Nicolas Winding Refn, déjà un grand. En à peine dix ans, ce jeune metteur en scène danois affiche au compteur une belle filmographie parsemée de diamants noirs : la trilogie Pusher, le puissant Bronson (qui révéla cette brute de Tom Hardy) et le surpuissant Valhalla rising (2001 chez les Vikings, mais plus que ça). Winding Refn se frotte à chaque fois à un domaine particulier (polar, biopic, épopée métaphysique) pour en tirer le meilleur du meilleur et offrir des films qui ont tout compris du vocabulaire et du pur plaisir cinématographiques. Il se mesure cette fois-ci à la série B et au film noir, s’appropriant pour l’occasion, avec une rare maestria, les codes usés, impartis des genres, et les ruelles aussi, les boulevards et les highways brûlants d’une cité des anges labyrinthique filmée, vénérée comme chez Michael Mann ou David Lynch.

Là où Tarantino s'appuie sur trois tonnes de références pour en faire des urnes funéraires au verbiage fumeux qui commencent à ne plus intéresser personne (et qui, rétrospectivement et à la vision de Drive, prennent un sacré coup de vieux), Winding Refn s'amuse comme un fou en proposant un cinéma magnifié, débarrassé de dialogues au kilomètre, orné d’élégance et d’absolu, où le son, l’image et les mouvements parviennent jusqu’à un point parfait de symbiose esthétique directement connectée aux zones érogènes de notre cerveau.

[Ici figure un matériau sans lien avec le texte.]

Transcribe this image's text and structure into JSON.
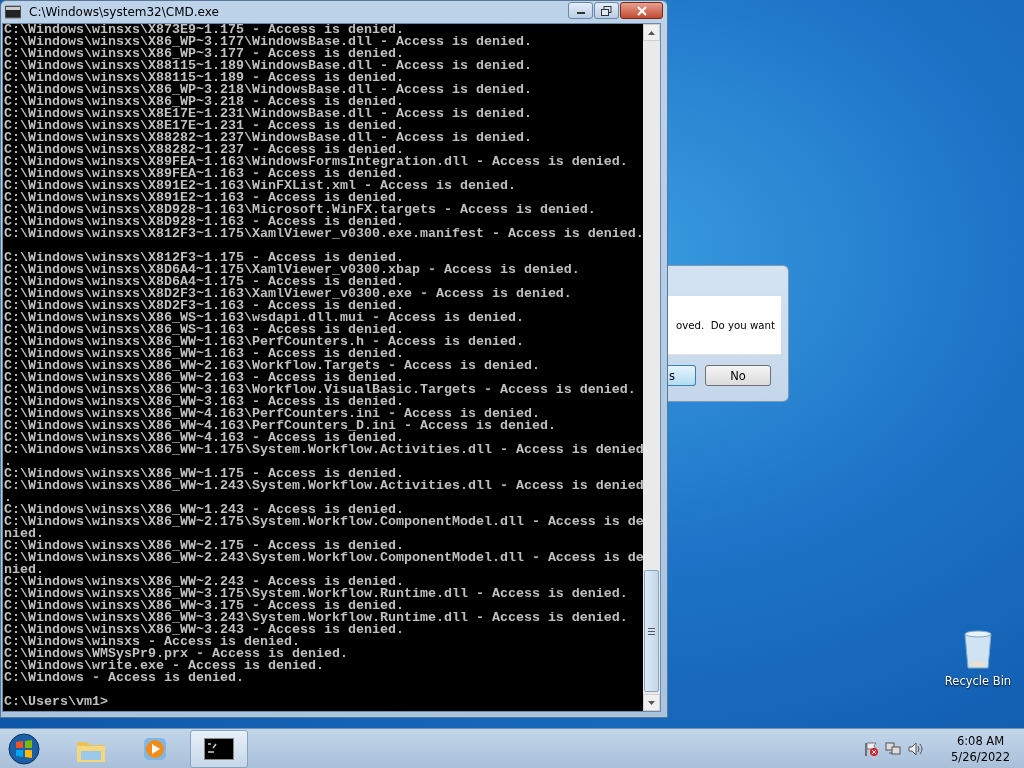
{
  "console_window": {
    "title": "C:\\Windows\\system32\\CMD.exe",
    "lines": [
      {
        "kind": "text",
        "text": "C:\\Windows\\winsxs\\X873E9~1.175 - Access is denied."
      },
      {
        "kind": "text",
        "text": "C:\\Windows\\winsxs\\X86_WP~3.177\\WindowsBase.dll - Access is denied."
      },
      {
        "kind": "text",
        "text": "C:\\Windows\\winsxs\\X86_WP~3.177 - Access is denied."
      },
      {
        "kind": "text",
        "text": "C:\\Windows\\winsxs\\X88115~1.189\\WindowsBase.dll - Access is denied."
      },
      {
        "kind": "text",
        "text": "C:\\Windows\\winsxs\\X88115~1.189 - Access is denied."
      },
      {
        "kind": "text",
        "text": "C:\\Windows\\winsxs\\X86_WP~3.218\\WindowsBase.dll - Access is denied."
      },
      {
        "kind": "text",
        "text": "C:\\Windows\\winsxs\\X86_WP~3.218 - Access is denied."
      },
      {
        "kind": "text",
        "text": "C:\\Windows\\winsxs\\X8E17E~1.231\\WindowsBase.dll - Access is denied."
      },
      {
        "kind": "text",
        "text": "C:\\Windows\\winsxs\\X8E17E~1.231 - Access is denied."
      },
      {
        "kind": "text",
        "text": "C:\\Windows\\winsxs\\X88282~1.237\\WindowsBase.dll - Access is denied."
      },
      {
        "kind": "text",
        "text": "C:\\Windows\\winsxs\\X88282~1.237 - Access is denied."
      },
      {
        "kind": "text",
        "text": "C:\\Windows\\winsxs\\X89FEA~1.163\\WindowsFormsIntegration.dll - Access is denied."
      },
      {
        "kind": "text",
        "text": "C:\\Windows\\winsxs\\X89FEA~1.163 - Access is denied."
      },
      {
        "kind": "text",
        "text": "C:\\Windows\\winsxs\\X891E2~1.163\\WinFXList.xml - Access is denied."
      },
      {
        "kind": "text",
        "text": "C:\\Windows\\winsxs\\X891E2~1.163 - Access is denied."
      },
      {
        "kind": "text",
        "text": "C:\\Windows\\winsxs\\X8D928~1.163\\Microsoft.WinFX.targets - Access is denied."
      },
      {
        "kind": "text",
        "text": "C:\\Windows\\winsxs\\X8D928~1.163 - Access is denied."
      },
      {
        "kind": "text",
        "text": "C:\\Windows\\winsxs\\X812F3~1.175\\XamlViewer_v0300.exe.manifest - Access is denied."
      },
      {
        "kind": "blank"
      },
      {
        "kind": "text",
        "text": "C:\\Windows\\winsxs\\X812F3~1.175 - Access is denied."
      },
      {
        "kind": "text",
        "text": "C:\\Windows\\winsxs\\X8D6A4~1.175\\XamlViewer_v0300.xbap - Access is denied."
      },
      {
        "kind": "text",
        "text": "C:\\Windows\\winsxs\\X8D6A4~1.175 - Access is denied."
      },
      {
        "kind": "text",
        "text": "C:\\Windows\\winsxs\\X8D2F3~1.163\\XamlViewer_v0300.exe - Access is denied."
      },
      {
        "kind": "text",
        "text": "C:\\Windows\\winsxs\\X8D2F3~1.163 - Access is denied."
      },
      {
        "kind": "text",
        "text": "C:\\Windows\\winsxs\\X86_WS~1.163\\wsdapi.dll.mui - Access is denied."
      },
      {
        "kind": "text",
        "text": "C:\\Windows\\winsxs\\X86_WS~1.163 - Access is denied."
      },
      {
        "kind": "text",
        "text": "C:\\Windows\\winsxs\\X86_WW~1.163\\PerfCounters.h - Access is denied."
      },
      {
        "kind": "text",
        "text": "C:\\Windows\\winsxs\\X86_WW~1.163 - Access is denied."
      },
      {
        "kind": "text",
        "text": "C:\\Windows\\winsxs\\X86_WW~2.163\\Workflow.Targets - Access is denied."
      },
      {
        "kind": "text",
        "text": "C:\\Windows\\winsxs\\X86_WW~2.163 - Access is denied."
      },
      {
        "kind": "text",
        "text": "C:\\Windows\\winsxs\\X86_WW~3.163\\Workflow.VisualBasic.Targets - Access is denied."
      },
      {
        "kind": "text",
        "text": "C:\\Windows\\winsxs\\X86_WW~3.163 - Access is denied."
      },
      {
        "kind": "text",
        "text": "C:\\Windows\\winsxs\\X86_WW~4.163\\PerfCounters.ini - Access is denied."
      },
      {
        "kind": "text",
        "text": "C:\\Windows\\winsxs\\X86_WW~4.163\\PerfCounters_D.ini - Access is denied."
      },
      {
        "kind": "text",
        "text": "C:\\Windows\\winsxs\\X86_WW~4.163 - Access is denied."
      },
      {
        "kind": "text",
        "text": "C:\\Windows\\winsxs\\X86_WW~1.175\\System.Workflow.Activities.dll - Access is denied"
      },
      {
        "kind": "text",
        "text": "."
      },
      {
        "kind": "text",
        "text": "C:\\Windows\\winsxs\\X86_WW~1.175 - Access is denied."
      },
      {
        "kind": "text",
        "text": "C:\\Windows\\winsxs\\X86_WW~1.243\\System.Workflow.Activities.dll - Access is denied"
      },
      {
        "kind": "text",
        "text": "."
      },
      {
        "kind": "text",
        "text": "C:\\Windows\\winsxs\\X86_WW~1.243 - Access is denied."
      },
      {
        "kind": "text",
        "text": "C:\\Windows\\winsxs\\X86_WW~2.175\\System.Workflow.ComponentModel.dll - Access is de"
      },
      {
        "kind": "text",
        "text": "nied."
      },
      {
        "kind": "text",
        "text": "C:\\Windows\\winsxs\\X86_WW~2.175 - Access is denied."
      },
      {
        "kind": "text",
        "text": "C:\\Windows\\winsxs\\X86_WW~2.243\\System.Workflow.ComponentModel.dll - Access is de"
      },
      {
        "kind": "text",
        "text": "nied."
      },
      {
        "kind": "text",
        "text": "C:\\Windows\\winsxs\\X86_WW~2.243 - Access is denied."
      },
      {
        "kind": "text",
        "text": "C:\\Windows\\winsxs\\X86_WW~3.175\\System.Workflow.Runtime.dll - Access is denied."
      },
      {
        "kind": "text",
        "text": "C:\\Windows\\winsxs\\X86_WW~3.175 - Access is denied."
      },
      {
        "kind": "text",
        "text": "C:\\Windows\\winsxs\\X86_WW~3.243\\System.Workflow.Runtime.dll - Access is denied."
      },
      {
        "kind": "text",
        "text": "C:\\Windows\\winsxs\\X86_WW~3.243 - Access is denied."
      },
      {
        "kind": "text",
        "text": "C:\\Windows\\winsxs - Access is denied."
      },
      {
        "kind": "text",
        "text": "C:\\Windows\\WMSysPr9.prx - Access is denied."
      },
      {
        "kind": "text",
        "text": "C:\\Windows\\write.exe - Access is denied."
      },
      {
        "kind": "text",
        "text": "C:\\Windows - Access is denied."
      },
      {
        "kind": "blank"
      },
      {
        "kind": "prompt",
        "text": "C:\\Users\\vm1>"
      }
    ]
  },
  "dialog": {
    "message": "oved.  Do you want",
    "buttons": [
      {
        "label": "s",
        "selected": true
      },
      {
        "label": "No",
        "selected": false
      }
    ]
  },
  "desktop_icons": [
    {
      "label": "Recycle Bin"
    }
  ],
  "taskbar": {
    "buttons": [
      {
        "kind": "folder",
        "selected": false
      },
      {
        "kind": "media",
        "selected": false
      },
      {
        "kind": "console",
        "selected": true
      }
    ],
    "clock": {
      "time": "6:08 AM",
      "date": "5/26/2022"
    }
  }
}
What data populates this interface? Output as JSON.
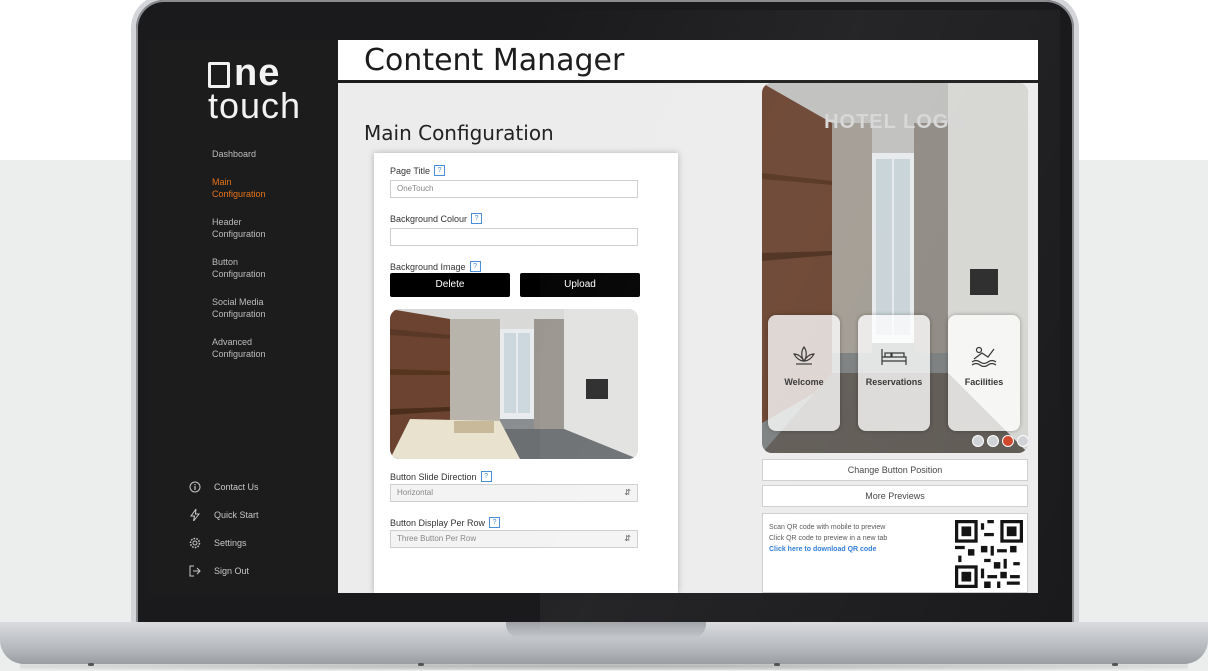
{
  "app": {
    "logo_line1": "ne",
    "logo_line2": "touch"
  },
  "sidebar": {
    "items": [
      {
        "label": "Dashboard",
        "active": false
      },
      {
        "label": "Main Configuration",
        "active": true
      },
      {
        "label": "Header Configuration",
        "active": false
      },
      {
        "label": "Button Configuration",
        "active": false
      },
      {
        "label": "Social Media Configuration",
        "active": false
      },
      {
        "label": "Advanced Configuration",
        "active": false
      }
    ],
    "bottom_items": [
      {
        "label": "Contact Us",
        "icon": "info-icon"
      },
      {
        "label": "Quick Start",
        "icon": "bolt-icon"
      },
      {
        "label": "Settings",
        "icon": "gear-icon"
      },
      {
        "label": "Sign Out",
        "icon": "sign-out-icon"
      }
    ]
  },
  "header": {
    "title": "Content Manager"
  },
  "main": {
    "section_title": "Main Configuration",
    "page_title_label": "Page Title",
    "page_title_value": "OneTouch",
    "bg_colour_label": "Background Colour",
    "bg_colour_value": "",
    "bg_image_label": "Background Image",
    "delete_label": "Delete",
    "upload_label": "Upload",
    "slide_direction_label": "Button Slide Direction",
    "slide_direction_value": "Horizontal",
    "display_per_row_label": "Button Display Per Row",
    "display_per_row_value": "Three Button Per Row"
  },
  "preview": {
    "hotel_logo": "HOTEL LOGO",
    "tiles": [
      {
        "label": "Welcome",
        "icon": "lotus-icon"
      },
      {
        "label": "Reservations",
        "icon": "bed-icon"
      },
      {
        "label": "Facilities",
        "icon": "pool-icon"
      }
    ],
    "change_position_label": "Change Button Position",
    "more_previews_label": "More Previews",
    "qr_line1": "Scan QR code with mobile to preview",
    "qr_line2": "Click QR code to preview in a new tab",
    "qr_link": "Click here to download QR code"
  },
  "colors": {
    "accent": "#e8731a",
    "sidebar_bg": "#1c1c1c",
    "help_blue": "#4a8fd8"
  }
}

Comme Cronenberg l’avait brillamment réussi dans Crash, son chef-d’œuvre de tôles et de chair, Winding Refn réinvente lui aussi l’art et la manière de filmer la voiture, la route et la poursuite (juste retour des choses : quand Cronenberg gagne à Cannes le prix spécial du jury décerné par un Coppola bougon, Winding Refn remporte celui de la mise en scène).

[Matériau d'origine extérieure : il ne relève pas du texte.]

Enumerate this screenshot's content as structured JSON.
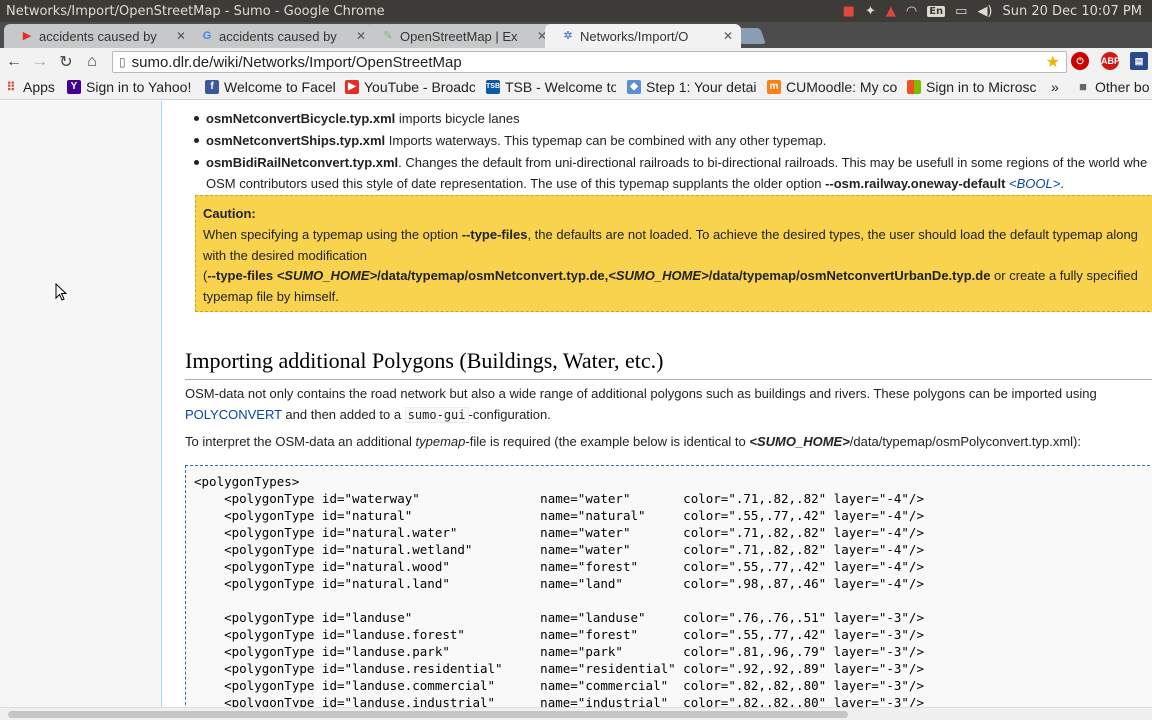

Fuyant le montage saccadé, la frime et la grosse mécanique à la Fast and furious, Winding Refn fait davantage dans l’orfèvrerie, confrontant constamment, à la vitesse et à la barbarie des situations, des sentiments premiers, accomplis et innocents (ceux, frémissants, entre le driver et Irène). La première demi-heure est paisible, atmosphérique, comme en apesanteur (séquence pré-générique et générique magnifiques), puis chaque scène s’agite, bouscule, devient un concentré de brutalité(s), un morceau de bravoure (scène superbe, déjà culte, de l'ascenseur, où l’un des plus beaux baisers du cinéma précède la plus incroyable des violences, directement inspirée d'Irréversible de Gaspar Noé). L’équilibre idéal entre ce qui se trame à l’extérieur (casse sanglant, meurtres, chasse à l’homme) et à l’intérieur dans les appartements (romance, calme, douceur), ce chaud et froid constant, et jusque dans la psychologie borderline du driver, produit une étrange alchimie vagabonde, à l’image de ce film ondulant qui sait distiller mystères et sensations, gifles et caresses.

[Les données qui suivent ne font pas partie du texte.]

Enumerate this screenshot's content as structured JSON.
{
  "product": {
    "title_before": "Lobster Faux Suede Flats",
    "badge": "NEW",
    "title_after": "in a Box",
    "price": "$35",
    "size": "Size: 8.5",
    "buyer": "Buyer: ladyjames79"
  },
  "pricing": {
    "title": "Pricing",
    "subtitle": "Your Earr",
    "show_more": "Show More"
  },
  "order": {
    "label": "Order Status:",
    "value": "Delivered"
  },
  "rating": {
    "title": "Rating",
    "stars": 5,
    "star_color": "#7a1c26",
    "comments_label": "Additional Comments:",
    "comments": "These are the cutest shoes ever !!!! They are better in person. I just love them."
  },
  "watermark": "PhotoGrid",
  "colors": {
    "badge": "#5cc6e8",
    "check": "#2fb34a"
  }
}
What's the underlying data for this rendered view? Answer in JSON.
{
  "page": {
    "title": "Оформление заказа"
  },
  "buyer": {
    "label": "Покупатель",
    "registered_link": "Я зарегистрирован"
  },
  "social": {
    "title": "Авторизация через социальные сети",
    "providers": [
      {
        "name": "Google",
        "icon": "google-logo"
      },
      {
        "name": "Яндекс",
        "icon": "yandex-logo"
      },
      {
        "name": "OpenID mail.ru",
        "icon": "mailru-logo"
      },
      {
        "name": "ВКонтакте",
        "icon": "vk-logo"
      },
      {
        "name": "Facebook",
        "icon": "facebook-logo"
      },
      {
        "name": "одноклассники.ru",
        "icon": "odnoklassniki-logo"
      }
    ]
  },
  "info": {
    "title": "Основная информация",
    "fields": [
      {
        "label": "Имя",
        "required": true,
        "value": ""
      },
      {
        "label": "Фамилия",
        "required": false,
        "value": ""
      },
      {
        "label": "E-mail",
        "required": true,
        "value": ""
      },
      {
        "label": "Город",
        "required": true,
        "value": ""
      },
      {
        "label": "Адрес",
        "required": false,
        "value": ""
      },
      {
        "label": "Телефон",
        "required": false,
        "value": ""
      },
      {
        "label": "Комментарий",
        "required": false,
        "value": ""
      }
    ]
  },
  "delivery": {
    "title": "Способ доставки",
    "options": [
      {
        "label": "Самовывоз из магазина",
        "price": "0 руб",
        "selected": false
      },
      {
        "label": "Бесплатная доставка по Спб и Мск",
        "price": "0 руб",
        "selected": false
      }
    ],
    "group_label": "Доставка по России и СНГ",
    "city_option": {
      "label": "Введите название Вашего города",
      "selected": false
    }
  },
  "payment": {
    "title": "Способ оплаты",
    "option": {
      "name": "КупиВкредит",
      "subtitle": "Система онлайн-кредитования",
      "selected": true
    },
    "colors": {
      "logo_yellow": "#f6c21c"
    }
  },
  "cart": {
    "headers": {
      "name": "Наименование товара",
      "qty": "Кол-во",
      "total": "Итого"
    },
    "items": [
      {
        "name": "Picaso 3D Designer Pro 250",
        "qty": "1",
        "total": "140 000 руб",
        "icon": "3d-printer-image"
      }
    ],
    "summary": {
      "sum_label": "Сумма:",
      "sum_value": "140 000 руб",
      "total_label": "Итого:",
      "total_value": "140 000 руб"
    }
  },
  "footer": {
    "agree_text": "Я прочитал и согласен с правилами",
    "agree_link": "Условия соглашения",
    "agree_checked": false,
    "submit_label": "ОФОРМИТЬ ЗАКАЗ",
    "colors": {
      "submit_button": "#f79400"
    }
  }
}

Drive, c’est l’histoire d’un cascadeur énigmatique, peu bavard, de malfrats et d'argent volé, et c'est peut-être là l’un des deux seuls reproches que l'on pourra faire au film : une intrigue pas franchement originale (proche de celle du Transporteur, c’est dire le parallèle), mais que Winding Refn parvient à transcender par le raffinement extrême de sa mise en scène et des ambiances complètement envoûtantes. Ce poor lonesome driver au look délicieusement hype et vintage, défendant la veuve et l'orphelin, est un bloc de silence surgit de nulle part et qui n’a pas de nom (à l’instar du borgne dans Valhalla rising) ni même de passé, telle la figure du visiteur dans Théorème venant prouver à chacun sa nature profonde (réflexion élargie à la parabole du scorpion et de la grenouille évoquée un instant dans le film et qui suggère que rien ne peut venir altérer l’essence des choses). Sous des allures graves et sereines, le driver va ainsi se révéler un impitoyable justicier (dans la ville) ivre de rendre les coups et que l’amour ne pourra sublimer (le scorpion, c’est lui, dont l’emblème orne le dos du blouson), dépendant d’une violence frénétique au moins égale à sa sensibilité et son habileté au volant.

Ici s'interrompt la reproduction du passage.